The group function built into Orion core allows you to add objects from Orion modules.

What we do now is create an ICMP echo IP SLA operation in Orion IP SLA Manager from a point in the datacenter to the internal business partner connection port. Intra-data center IP traffic normally has round trip times measured in microseconds, so it doesn’t really matter where in the database we place the operation. After creating the operation, we add it to the DC-1 Inventory-Mgmt group. Next, using the Orion Application Monitor, we add a user experience test for logging into the inventory manager web interface. This test is then added as an object into the DC-1 Inventory-Mgmt group. We may also add statistics on the application servers’ volumes to the DC-1 Inventory-Mgmt group. Here is the final grouping.

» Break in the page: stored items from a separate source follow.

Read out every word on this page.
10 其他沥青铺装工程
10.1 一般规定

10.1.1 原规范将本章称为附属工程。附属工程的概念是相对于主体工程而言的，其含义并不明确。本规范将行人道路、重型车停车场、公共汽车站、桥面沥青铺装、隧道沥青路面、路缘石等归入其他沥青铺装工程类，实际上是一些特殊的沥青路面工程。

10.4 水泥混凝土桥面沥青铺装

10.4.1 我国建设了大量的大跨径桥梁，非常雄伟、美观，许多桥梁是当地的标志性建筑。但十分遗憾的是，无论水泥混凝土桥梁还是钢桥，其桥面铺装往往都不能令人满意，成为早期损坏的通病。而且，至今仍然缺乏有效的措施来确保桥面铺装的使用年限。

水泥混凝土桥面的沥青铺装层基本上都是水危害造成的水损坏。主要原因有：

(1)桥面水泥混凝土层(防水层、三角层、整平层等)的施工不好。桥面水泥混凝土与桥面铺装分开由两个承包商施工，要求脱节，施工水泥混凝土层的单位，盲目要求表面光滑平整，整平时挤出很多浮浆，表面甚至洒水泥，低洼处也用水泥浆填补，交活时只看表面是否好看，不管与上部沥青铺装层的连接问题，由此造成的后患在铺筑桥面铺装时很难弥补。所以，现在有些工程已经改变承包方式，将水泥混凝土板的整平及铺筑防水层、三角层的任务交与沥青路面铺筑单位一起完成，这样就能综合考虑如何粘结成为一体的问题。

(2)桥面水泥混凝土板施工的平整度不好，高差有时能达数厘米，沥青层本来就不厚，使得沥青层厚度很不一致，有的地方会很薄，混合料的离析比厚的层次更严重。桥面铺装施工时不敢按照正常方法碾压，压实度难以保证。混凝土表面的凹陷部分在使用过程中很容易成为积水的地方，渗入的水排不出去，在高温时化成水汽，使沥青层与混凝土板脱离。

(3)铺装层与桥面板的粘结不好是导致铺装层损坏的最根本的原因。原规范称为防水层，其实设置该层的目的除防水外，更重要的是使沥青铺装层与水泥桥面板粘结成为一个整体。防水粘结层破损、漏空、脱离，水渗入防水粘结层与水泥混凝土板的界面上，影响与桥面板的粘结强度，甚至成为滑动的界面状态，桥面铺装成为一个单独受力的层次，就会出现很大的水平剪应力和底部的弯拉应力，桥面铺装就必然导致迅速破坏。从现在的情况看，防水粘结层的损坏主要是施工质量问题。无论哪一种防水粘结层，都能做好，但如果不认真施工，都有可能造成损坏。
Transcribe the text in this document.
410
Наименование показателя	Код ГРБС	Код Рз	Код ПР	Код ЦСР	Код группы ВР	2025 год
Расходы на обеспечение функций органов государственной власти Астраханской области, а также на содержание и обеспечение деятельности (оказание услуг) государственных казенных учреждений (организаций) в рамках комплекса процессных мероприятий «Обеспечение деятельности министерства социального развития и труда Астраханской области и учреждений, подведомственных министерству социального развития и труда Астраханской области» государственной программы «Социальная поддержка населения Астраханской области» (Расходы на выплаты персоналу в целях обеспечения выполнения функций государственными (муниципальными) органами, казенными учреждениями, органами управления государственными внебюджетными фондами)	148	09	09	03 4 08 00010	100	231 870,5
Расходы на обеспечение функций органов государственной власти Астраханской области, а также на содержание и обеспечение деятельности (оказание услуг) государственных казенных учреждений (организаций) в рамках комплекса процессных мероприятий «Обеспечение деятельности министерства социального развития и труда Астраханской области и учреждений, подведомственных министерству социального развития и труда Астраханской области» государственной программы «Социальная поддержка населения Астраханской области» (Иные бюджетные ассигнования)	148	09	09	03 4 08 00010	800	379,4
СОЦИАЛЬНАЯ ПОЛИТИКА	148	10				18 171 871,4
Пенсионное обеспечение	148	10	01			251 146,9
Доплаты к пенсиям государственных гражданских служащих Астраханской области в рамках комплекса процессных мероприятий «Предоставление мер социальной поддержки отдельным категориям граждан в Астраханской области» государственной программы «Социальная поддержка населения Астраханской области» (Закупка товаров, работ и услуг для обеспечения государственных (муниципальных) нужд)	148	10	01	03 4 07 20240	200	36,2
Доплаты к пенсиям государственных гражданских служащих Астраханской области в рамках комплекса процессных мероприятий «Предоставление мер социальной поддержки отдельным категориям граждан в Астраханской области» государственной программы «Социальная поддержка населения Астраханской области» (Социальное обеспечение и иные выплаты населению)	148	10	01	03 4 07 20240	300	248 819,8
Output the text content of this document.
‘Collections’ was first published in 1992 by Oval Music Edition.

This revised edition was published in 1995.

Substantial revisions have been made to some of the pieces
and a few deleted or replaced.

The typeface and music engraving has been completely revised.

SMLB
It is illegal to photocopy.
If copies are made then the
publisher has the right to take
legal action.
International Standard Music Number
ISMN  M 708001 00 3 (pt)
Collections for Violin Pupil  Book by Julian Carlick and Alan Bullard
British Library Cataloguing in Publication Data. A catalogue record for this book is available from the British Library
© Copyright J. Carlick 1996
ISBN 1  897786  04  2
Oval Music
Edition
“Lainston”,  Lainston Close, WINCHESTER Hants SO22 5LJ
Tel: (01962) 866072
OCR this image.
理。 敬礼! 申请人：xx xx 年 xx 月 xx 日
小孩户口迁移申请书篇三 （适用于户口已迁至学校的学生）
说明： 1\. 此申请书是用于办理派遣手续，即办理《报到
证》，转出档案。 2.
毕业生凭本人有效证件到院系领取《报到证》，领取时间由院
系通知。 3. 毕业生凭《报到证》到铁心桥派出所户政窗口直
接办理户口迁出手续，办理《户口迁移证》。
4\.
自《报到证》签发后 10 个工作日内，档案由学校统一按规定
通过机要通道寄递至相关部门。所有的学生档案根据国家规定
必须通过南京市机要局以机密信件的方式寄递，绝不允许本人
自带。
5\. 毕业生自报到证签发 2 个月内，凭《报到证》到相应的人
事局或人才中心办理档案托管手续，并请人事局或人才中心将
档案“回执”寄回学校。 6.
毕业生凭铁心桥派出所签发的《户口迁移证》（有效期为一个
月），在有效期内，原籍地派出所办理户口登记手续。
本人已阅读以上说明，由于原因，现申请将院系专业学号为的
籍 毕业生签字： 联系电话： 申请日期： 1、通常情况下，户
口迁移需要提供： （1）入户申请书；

  • DC-1 Inventory-Mgmt Group. Status Rollup = Worst member status
    • App server #1 as member
    • App server #2 as member
    • All server volumes (#1 and #2) as members
    • All direct connections to server as individual members
    • IP SLA ICMP echo operation as member
    • APM web test as member
    • Core switch group as member. Status rollup = Best member status
    • Core switch ports group as member. Status rollup = Best member status
    • Service switch group as member. Status rollup = Best member status
    • Service switch ports group as member. Status rollup = Best member status
    • Distribution switch ports group as member. Status rollup = Best member status
    • Distribution switch group as member. Status rollup = Best member status

You would probably further group the switch ports by function (inter core connection, core to service, service to distribution, et cetera), but I have not added those as they are not necessary to show the functions of groups and subgroups. So, we have created a datacenter network management group and an inventory management business process management group. Each has its own goal and functions to meet the needs of each party. There are objects that are members on multiple groups, groups with different rollup status as well as static and dynamic members of the groups. Using groups is a powerful feature for organizing objects and adding logic to the relationships between objects. It also enables another powerful feature of Orion – dependencies.